In 2019, salmon production was 14,617t, down 6% from 2018. Based on numbers provided to Undercurrent News by DFFA, there were 7.5m fish in cages in 2020, a little more than half the number maintained by the province in 2019. Mowi and Cooke, the two companies with a presence there, harvested a combined 2.2m salmon in 2020, 37% less than the 3.5m harvested in 2019.

The numbers were hurt significantly by a massive mortality event that killed 2.6m salmon being raised by Mowi in late 2019 and led to an overall 34% mortality rate that year. In 2020, the NL salmon industry experienced a better but not good 20% mortality rate, Undercurrent found in a recently published special report.

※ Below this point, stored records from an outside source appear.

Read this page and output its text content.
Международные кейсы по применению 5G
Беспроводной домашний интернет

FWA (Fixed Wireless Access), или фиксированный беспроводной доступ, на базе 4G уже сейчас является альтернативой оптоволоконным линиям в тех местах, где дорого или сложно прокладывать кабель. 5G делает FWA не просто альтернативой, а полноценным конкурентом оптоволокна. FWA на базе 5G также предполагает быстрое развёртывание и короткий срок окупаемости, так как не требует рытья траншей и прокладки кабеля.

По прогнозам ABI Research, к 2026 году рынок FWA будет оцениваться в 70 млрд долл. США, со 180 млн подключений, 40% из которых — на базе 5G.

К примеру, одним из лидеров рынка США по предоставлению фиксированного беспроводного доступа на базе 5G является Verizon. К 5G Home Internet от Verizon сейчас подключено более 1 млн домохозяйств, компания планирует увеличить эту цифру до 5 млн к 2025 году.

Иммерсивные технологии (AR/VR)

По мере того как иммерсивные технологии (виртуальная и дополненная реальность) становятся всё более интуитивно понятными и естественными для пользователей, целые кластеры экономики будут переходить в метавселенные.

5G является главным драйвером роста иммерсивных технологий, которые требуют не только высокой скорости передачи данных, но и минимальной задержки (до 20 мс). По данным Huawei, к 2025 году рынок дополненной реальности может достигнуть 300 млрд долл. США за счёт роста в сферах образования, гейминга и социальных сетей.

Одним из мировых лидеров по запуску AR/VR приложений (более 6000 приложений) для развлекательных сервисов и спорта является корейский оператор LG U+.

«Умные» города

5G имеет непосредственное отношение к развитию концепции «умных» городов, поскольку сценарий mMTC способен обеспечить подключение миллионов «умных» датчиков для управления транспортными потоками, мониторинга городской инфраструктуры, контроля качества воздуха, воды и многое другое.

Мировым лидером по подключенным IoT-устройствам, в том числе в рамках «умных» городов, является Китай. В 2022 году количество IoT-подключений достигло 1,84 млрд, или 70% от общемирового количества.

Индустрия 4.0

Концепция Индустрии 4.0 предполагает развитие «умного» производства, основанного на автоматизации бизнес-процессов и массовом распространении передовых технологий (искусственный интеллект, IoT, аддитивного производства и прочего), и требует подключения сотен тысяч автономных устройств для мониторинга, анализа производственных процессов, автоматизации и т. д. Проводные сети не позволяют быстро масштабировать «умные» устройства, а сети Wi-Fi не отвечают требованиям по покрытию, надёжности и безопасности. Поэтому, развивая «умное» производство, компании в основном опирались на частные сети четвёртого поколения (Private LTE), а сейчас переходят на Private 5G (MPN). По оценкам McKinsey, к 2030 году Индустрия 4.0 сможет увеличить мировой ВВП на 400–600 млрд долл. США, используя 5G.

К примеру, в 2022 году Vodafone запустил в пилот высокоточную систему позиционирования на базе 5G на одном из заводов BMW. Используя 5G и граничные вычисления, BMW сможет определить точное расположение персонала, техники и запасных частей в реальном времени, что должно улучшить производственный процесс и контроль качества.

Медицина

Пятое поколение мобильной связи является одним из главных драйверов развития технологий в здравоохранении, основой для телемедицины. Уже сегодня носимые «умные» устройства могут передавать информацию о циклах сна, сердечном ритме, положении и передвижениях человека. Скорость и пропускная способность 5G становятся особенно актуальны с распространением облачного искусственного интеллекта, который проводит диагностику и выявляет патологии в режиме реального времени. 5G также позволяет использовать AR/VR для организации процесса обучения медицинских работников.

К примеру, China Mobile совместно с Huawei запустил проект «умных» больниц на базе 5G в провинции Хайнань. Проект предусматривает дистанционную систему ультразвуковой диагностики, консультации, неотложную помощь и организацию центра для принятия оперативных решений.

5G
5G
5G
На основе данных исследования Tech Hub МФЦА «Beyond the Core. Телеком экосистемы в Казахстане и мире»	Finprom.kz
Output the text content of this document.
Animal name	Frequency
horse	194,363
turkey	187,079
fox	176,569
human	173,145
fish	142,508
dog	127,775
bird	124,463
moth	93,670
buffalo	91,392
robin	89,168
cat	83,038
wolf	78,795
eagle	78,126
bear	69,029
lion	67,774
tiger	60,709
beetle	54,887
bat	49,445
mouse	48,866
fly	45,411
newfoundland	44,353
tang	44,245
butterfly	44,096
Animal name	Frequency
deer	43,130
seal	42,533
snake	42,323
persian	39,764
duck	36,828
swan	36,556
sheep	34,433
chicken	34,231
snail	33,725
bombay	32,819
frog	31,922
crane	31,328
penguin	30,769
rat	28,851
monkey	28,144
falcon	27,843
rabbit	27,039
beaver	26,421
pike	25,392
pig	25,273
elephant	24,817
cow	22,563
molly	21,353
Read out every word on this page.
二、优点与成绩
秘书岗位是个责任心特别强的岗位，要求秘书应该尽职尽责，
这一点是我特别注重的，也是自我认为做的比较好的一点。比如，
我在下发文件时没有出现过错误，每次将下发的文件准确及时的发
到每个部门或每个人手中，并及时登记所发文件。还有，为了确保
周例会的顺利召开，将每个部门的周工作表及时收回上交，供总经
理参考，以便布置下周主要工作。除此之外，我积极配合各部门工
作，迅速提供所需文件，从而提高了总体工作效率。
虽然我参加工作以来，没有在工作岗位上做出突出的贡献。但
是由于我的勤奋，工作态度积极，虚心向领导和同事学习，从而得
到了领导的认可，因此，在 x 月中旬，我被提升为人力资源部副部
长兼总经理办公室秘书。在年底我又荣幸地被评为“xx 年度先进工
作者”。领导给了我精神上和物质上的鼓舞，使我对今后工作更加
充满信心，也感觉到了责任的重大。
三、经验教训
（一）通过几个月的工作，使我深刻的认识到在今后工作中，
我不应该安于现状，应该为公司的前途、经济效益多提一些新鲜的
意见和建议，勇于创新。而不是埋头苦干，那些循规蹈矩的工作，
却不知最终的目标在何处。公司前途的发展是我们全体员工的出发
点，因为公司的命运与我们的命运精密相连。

Also, several conservation groups have blamed the net-pen salmon industry and reports of numerous escapes for the shrinking number of wild salmon in the area, though Mark Lane, executive director of the Newfoundland Aquaculture Industry Association, has continued to discount the relationship.

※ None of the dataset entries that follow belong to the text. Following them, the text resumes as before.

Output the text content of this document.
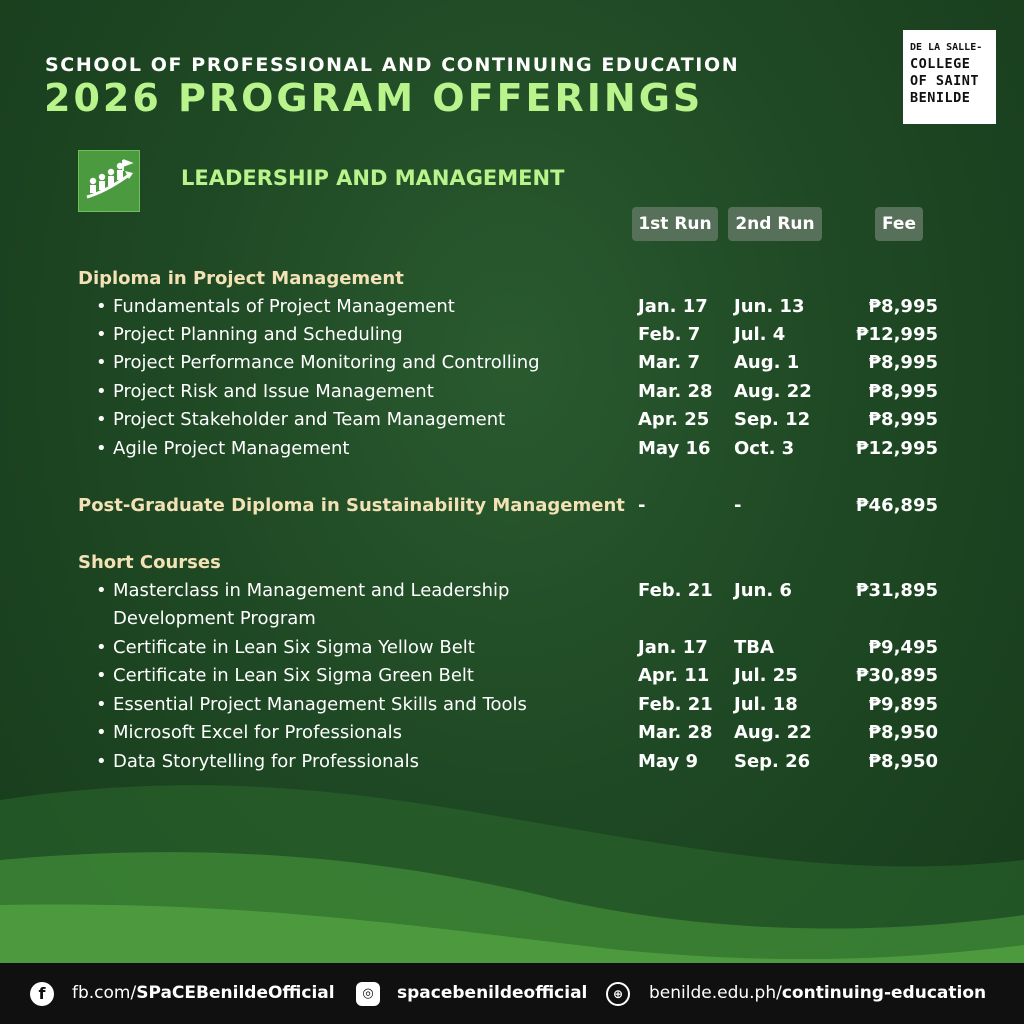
SCHOOL OF PROFESSIONAL AND CONTINUING EDUCATION
2026 PROGRAM OFFERINGS
DE LA SALLE-
COLLEGE
OF SAINT
BENILDE
LEADERSHIP AND MANAGEMENT
1st Run	2nd Run	Fee
Diploma in Project Management
• Fundamentals of Project Management	Jan. 17 Jun. 13	₱8,995
• Project Planning and Scheduling	Feb. 7 Jul. 4	₱12,995
• Project Performance Monitoring and Controlling	Mar. 7 Aug. 1	₱8,995
• Project Risk and Issue Management	Mar. 28 Aug. 22	₱8,995
• Project Stakeholder and Team Management	Apr. 25 Sep. 12	₱8,995
• Agile Project Management	May 16 Oct. 3	₱12,995
Post-Graduate Diploma in Sustainability Management -	-	₱46,895
Short Courses
• Masterclass in Management and Leadership
Development Program
Feb. 21 Jun. 6	₱31,895
• Certificate in Lean Six Sigma Yellow Belt	Jan. 17 TBA	₱9,495
• Certificate in Lean Six Sigma Green Belt	Apr. 11 Jul. 25	₱30,895
• Essential Project Management Skills and Tools	Feb. 21 Jul. 18	₱9,895
• Microsoft Excel for Professionals	Mar. 28 Aug. 22	₱8,950
• Data Storytelling for Professionals	May 9 Sep. 26	₱8,950
f	fb.com/SPaCEBenildeOfficial	◎	spacebenildeofficial	⊕	benilde.edu.ph/continuing-education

“There is no data or research to conclude that aquaculture is a definitive, contributing factor for salmon decline,” he is quoted by the CBC as saying. “What we do know is that industrialization, habitat loss, overfishing, interceptory fisheries from Greenland, St-Pierre-Miquelon … and catch and release kills wild Atlantic salmon.”

Bragg told the CBC’s Addey that he doesn’t believe escapes are a problem.

“The containment, the pens, the sturdiness of the pens, the overall structure has gotten so much better over the last number of years,” he said. “By 2024 all of the old pens will be out of the system and all of the new stringent pens will be in the system.”

He also pointed to the type of salmon that’ll be raised by Greig in Placentia Bay.

“They’re getting into the triploid fish,” he said. “Triploid fish will not mate, will not spawn with any natural fish. They’re non-gender and they don’t reproduce.”